Of the 100 members of the list, 38 are worth less than in 2021, but 51 are richer, including 7 newcomers and 7 women returning to the ranks after previously dropping out. A newcomer to the list is fashion entrepreneur Paige Mycoskie, whose Aviator Nation brand took off during the pandemic as TikTok teens embraced the Venice Beach vibe by grabbing her beloved $160 smiley face sweatpants and his $190 retro rainbow stripe hoodies. Every Aviator Nation garment is designed by Mycoskie and handcrafted in a California factory. Sales have grown from $70 million in 2020 to $110 million in 2021, and the brand expects that number to at least double by 2023.

Also new to the list is Lucy Guo, an artificial intelligence expert and co-founder of Scale AI, which she created in 2016 with Alexandr Wang. Guo got his start with a nearly 6% stake in Scale AI, which was valued by private investors at $7.3 billion in 2021. Guo and Wang were on the Forbes 30 Under 30 list in 2018, the same year that Guo left the artificial intelligence company. She co-founded startup venture capital firm Backend Capital in 2019 and in April this year launched Moment, which she describes as a “web3 platform for creators”.

Another newcomer to the list is Emma Grede, the first black woman to serve as an investor on ABC. shark tank. She’s CEO of Good American, the inclusive fashion brand she launched with Khloe Kardashian in 2016. She’s founding partner and chief product officer of Kim Kardashian’s shapewear brand Skims, of which Grede’s husband is CEO. Grede also founded marketing agency ITB Worldwide in 2008.

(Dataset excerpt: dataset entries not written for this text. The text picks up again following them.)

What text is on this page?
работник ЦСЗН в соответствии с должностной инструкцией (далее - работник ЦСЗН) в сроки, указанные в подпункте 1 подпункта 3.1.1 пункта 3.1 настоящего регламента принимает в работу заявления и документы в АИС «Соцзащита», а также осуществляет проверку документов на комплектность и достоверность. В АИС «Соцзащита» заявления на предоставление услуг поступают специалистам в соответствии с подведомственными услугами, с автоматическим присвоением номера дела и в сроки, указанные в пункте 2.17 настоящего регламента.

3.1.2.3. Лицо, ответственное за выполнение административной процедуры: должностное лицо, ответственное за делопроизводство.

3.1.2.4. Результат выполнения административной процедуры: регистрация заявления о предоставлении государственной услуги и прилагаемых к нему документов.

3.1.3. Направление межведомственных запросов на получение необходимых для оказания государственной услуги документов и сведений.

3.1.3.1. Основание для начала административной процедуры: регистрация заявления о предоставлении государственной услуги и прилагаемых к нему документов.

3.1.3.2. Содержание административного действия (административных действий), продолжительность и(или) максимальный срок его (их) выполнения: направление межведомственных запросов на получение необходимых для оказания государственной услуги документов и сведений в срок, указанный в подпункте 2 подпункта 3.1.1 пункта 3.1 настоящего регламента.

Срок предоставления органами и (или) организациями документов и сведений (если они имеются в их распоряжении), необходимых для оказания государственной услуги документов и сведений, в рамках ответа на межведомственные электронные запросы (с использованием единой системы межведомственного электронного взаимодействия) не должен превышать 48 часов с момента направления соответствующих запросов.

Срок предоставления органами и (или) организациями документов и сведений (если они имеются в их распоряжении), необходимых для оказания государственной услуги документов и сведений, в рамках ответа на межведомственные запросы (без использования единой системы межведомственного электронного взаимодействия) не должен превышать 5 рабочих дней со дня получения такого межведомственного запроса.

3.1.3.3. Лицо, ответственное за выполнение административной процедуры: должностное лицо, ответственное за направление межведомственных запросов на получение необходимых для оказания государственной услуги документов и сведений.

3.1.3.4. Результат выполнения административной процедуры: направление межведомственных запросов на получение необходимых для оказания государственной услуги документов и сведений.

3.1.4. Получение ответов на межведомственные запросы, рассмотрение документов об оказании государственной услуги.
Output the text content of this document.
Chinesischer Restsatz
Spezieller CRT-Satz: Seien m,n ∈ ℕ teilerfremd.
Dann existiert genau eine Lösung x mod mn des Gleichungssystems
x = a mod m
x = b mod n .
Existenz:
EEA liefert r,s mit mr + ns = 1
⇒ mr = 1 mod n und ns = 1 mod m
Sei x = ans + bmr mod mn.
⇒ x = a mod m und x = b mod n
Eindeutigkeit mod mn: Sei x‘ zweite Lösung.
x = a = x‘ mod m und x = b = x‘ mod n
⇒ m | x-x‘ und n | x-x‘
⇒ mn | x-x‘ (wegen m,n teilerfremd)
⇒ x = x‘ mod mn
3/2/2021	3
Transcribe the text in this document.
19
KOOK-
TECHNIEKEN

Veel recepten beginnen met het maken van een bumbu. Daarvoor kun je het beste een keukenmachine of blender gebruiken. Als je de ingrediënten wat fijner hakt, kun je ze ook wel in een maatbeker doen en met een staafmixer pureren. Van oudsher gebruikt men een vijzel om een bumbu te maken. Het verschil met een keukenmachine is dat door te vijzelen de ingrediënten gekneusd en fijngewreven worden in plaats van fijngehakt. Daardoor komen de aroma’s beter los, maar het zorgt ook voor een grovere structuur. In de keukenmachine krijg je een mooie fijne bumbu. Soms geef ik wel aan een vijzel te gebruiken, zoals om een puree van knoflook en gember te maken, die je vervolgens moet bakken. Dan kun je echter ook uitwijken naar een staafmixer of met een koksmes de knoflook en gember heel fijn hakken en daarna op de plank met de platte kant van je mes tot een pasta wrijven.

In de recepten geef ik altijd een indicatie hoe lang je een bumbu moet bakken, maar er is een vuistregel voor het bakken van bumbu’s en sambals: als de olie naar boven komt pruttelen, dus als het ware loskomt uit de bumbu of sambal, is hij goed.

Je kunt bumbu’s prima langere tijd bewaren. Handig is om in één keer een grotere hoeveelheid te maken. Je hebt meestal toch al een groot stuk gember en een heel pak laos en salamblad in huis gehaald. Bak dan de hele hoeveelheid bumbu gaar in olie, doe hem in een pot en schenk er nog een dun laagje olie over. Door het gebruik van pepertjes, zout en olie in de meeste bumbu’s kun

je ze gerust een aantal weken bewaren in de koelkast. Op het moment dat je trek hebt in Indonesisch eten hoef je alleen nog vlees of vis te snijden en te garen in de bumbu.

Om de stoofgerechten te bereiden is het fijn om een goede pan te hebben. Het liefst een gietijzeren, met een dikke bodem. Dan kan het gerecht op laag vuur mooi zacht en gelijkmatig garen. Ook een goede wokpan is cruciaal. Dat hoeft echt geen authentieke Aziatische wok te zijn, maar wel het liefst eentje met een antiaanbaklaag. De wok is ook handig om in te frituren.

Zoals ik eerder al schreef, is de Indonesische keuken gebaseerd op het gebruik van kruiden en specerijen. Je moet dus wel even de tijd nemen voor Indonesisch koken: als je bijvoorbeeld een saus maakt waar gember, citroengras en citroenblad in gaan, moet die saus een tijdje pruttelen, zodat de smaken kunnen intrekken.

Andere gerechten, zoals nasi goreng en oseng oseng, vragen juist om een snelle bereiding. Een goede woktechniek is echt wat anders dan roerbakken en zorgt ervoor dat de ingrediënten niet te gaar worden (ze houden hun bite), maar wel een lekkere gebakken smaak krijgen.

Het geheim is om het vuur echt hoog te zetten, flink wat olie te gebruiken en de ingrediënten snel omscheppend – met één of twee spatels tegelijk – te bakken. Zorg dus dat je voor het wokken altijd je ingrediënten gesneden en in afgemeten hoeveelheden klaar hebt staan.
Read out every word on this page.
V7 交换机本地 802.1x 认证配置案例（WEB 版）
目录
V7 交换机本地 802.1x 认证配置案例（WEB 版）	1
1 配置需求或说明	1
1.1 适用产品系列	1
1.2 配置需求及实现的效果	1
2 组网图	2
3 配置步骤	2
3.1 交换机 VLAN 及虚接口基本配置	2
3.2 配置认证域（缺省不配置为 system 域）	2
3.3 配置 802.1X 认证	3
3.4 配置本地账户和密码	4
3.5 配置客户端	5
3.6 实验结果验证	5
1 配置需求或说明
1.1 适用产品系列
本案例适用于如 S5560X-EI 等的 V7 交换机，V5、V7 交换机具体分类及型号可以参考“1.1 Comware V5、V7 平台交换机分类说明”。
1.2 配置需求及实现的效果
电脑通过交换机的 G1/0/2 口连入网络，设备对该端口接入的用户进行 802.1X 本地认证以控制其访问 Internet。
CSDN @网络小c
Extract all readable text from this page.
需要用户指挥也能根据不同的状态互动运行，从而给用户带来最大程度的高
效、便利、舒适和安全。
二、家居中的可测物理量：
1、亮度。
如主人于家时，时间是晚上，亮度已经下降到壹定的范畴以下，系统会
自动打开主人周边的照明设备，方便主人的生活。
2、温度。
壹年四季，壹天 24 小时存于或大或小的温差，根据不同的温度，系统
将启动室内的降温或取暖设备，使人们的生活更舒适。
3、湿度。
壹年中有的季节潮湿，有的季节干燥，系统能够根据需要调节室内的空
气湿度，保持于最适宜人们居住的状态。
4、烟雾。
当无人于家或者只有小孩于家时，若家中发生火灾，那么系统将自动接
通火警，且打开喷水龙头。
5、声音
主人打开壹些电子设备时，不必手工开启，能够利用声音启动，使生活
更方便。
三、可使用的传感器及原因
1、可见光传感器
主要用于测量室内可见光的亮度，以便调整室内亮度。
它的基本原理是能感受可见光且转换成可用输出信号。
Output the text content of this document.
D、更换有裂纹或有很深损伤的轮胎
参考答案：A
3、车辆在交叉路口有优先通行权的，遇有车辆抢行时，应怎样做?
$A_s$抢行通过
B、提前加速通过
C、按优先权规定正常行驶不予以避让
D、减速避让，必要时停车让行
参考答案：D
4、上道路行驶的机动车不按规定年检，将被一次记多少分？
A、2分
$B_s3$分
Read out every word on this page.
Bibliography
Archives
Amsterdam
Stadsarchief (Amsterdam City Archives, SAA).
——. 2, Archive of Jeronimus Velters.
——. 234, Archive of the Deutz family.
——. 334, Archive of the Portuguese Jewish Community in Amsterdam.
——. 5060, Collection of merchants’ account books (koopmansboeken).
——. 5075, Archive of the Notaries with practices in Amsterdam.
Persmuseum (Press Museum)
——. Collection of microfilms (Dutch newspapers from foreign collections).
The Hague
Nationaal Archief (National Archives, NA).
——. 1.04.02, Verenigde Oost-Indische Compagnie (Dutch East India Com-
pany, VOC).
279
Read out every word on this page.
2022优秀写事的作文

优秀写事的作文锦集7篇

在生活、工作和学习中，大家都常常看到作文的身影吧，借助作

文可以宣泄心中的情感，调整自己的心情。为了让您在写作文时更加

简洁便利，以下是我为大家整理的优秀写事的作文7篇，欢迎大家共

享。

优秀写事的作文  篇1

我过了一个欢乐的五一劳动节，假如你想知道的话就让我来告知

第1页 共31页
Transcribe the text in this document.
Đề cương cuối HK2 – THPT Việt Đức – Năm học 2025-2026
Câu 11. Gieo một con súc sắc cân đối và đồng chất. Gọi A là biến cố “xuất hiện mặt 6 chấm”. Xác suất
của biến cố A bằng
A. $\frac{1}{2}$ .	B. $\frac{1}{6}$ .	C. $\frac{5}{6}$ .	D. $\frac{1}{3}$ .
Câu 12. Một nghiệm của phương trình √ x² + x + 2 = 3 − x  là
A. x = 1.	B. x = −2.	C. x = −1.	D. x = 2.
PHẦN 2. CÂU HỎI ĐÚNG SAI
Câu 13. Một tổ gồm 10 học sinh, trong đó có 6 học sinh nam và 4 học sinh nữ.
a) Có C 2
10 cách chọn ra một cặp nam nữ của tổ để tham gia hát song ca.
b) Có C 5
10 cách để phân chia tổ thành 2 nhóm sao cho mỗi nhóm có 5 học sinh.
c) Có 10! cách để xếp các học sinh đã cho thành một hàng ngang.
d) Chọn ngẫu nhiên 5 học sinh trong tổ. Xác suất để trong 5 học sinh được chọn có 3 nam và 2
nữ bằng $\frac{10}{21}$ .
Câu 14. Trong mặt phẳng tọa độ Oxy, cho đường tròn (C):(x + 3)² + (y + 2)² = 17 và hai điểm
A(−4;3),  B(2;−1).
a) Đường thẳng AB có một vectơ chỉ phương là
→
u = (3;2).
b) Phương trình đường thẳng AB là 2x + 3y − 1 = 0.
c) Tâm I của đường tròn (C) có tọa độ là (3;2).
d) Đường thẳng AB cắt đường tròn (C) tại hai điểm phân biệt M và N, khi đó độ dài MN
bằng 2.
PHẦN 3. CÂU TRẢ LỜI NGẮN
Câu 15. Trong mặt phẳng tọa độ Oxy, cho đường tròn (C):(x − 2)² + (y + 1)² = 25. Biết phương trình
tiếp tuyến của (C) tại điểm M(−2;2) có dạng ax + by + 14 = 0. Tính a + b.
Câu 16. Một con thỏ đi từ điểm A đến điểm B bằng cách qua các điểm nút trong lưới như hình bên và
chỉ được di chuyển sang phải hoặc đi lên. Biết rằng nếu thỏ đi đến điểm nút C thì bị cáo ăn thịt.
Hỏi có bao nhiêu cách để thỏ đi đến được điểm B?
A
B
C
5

To see the full list, click here, and to meet the newcomers, click here.


Spotlight on History

How two Africans overcame their prejudices to create a startup worth billions

Two young Ugandans and Ghanaians in their twenties thought there was a fortune to be made by bringing transnational financial services to Africa’s 1.2 billion people. With 5 million users, San Francisco-based Chipper Cash is just getting started: the company has so far raised $300 million from a list of blue-chip VCs, most recently in November at a valuation of $2.2 billion.

Key quote: “I believe deeply in the role of entrepreneurship and capitalism in improving the lives of people who live in developing countries.”—Ham Serunjogi, Co-Founder and CEO of Chipper Cash


In other news, Forbes released its seventh annual Fintech 50 list, which includes 25 newcomers. Crypto companies and startups trying to make banking services cheaper and more accessible for small businesses performed particularly strongly. Learn about the pioneers who make up this year’s most innovative startups in personal finance, investing, payments and crypto.

Latina superstar Jennifer Lopez recently announced a new partnership with nonprofit Grameen America, which provides loans, financial literacy training and credit building to low-income women. The actress will help mentor the organization’s network of more than 150,000 women-led small businesses in Latin American communities. It will also help Grameen pursue its goal of providing $14 billion in loan capital to some 600,000 Latino entrepreneurs by 2030.

A thriving ecosystem has emerged for startups during the pandemic, with some 380 out of 100,000 American adults becoming new entrepreneurs each month in 2020 alone, according to the US Chamber of Commerce. If you’re looking to grow your business, consider conducting a skills audit of your employees to target the skills you lack. To attract the best talent, create a recruitment section, promote diversity and offer telecommuting. Here are six good hiring practices.

Having trouble setting the right price for your products? Forbes Contributor Rhett Buttle offers five approaches, such as premium pricing and bundles, to help small business owners maximize profits. Psychological pricing – like placing cheaper or edible products inside scope of the checkout line has also been proven to boost sales.

A new venture capital firm called The General Partnership has raised $240 million for a fund that the company’s founders say will be used to support startups over longer-term periods. The young company brings services to its clients that many VCs wouldn’t offer until they grow up, taking a new approach that the founders say works, but with limitations.